In detail


Cytoplasm / cytoplasm / cytoplasm

The cytoplasm (other spelling: cytoplasm) or cytoplasm is a complex organic substance that occurs in both bacterial, plant, as well as animal life forms. In more highly developed organisms such as humans, the cytoplasm consists of the cytosol (liquid substance), the cytoskeleton (space-stabilizing proteins) and the cell organelles (mitochondria, nucleus, etc.) present therein. This gel-like, slightly viscous mass fills the interior of each cell. However, the consistency of the cytoplasm does not always have to be gelatinous. In order to facilitate an improved movement of the substances and organelles embedded in the cytoplasm, the state of the gel may also change so that a more fluid substance is formed in the short term.
The cytoplasm spreads within the cell wall (in plant and bacterial cells) or the cell membrane (in animal and human cells) and contains various chemical substances. These are in dissolved form and are trapped between the stabilizing cytoskeleton.

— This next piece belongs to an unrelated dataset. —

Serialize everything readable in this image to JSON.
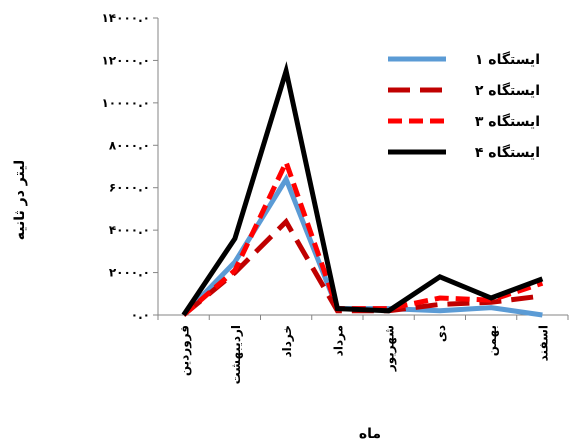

Structure and chemical components of the cell plasma

The structure of the cell plasma includes, as already mentioned, the cellular fluid, the cytoskeleton and the cell organelles therein. Pure cell liquid, ie without organelles, is called cytosol. In contrast, the cytosol with cell organelles is also called protoplasm.
When looking at the chemical constituents of the cell plasma, the large proportion of water (about 80%) is particularly noticeable. This is followed by proteins (about 10%), amino acids and lipids (about 5%). A small amount of the ribonucleic acids RNA and DNA (about 1%) ensure the smooth functioning of the cell.
cytosol = pure cell liquid
Cell organelles = u.a. Nucleus, mitochondria, Golgi apparatus, etc.
cytoskeleton = Proteins that provide for the stabilization of the cell
protoplasm = Cytosol + cell organelles
cytoplasm = Cytosol + cell organelles + cytoskeleton

Function of the cell plasma

The cytoplasm itself has no independent task to "give a content" except the volume of the cell because no air can be stored in the cells. Primarily, the cytoplasm has the task of ensuring the transport of substances within the cell body, thus serving as a medium to transport nutrients, ions and enzymes within the cell from one organelle to the next. The storage of water and nutrients is ensured by the cytoplasm.
In addition, the cytoplasm encloses independent areas within the cell. It therefore shields individual rooms from each other. These areas are also called compartments (lat. Compartiri = divide). In such areas, specific chemical reactions and biological processes take place. This compartmentalization is important because many different processes must occur within the cell, each requiring its own special reaction environment.
If the whole cell plasma is considered in terms of its function, it becomes clear that a wealth of chemical reactions take place in this substance, which are forced and regulated by catalysts or enzymes. These processes include various reduction and oxidation reactions. They help to ensure that the cell receives enough energy for its metabolism.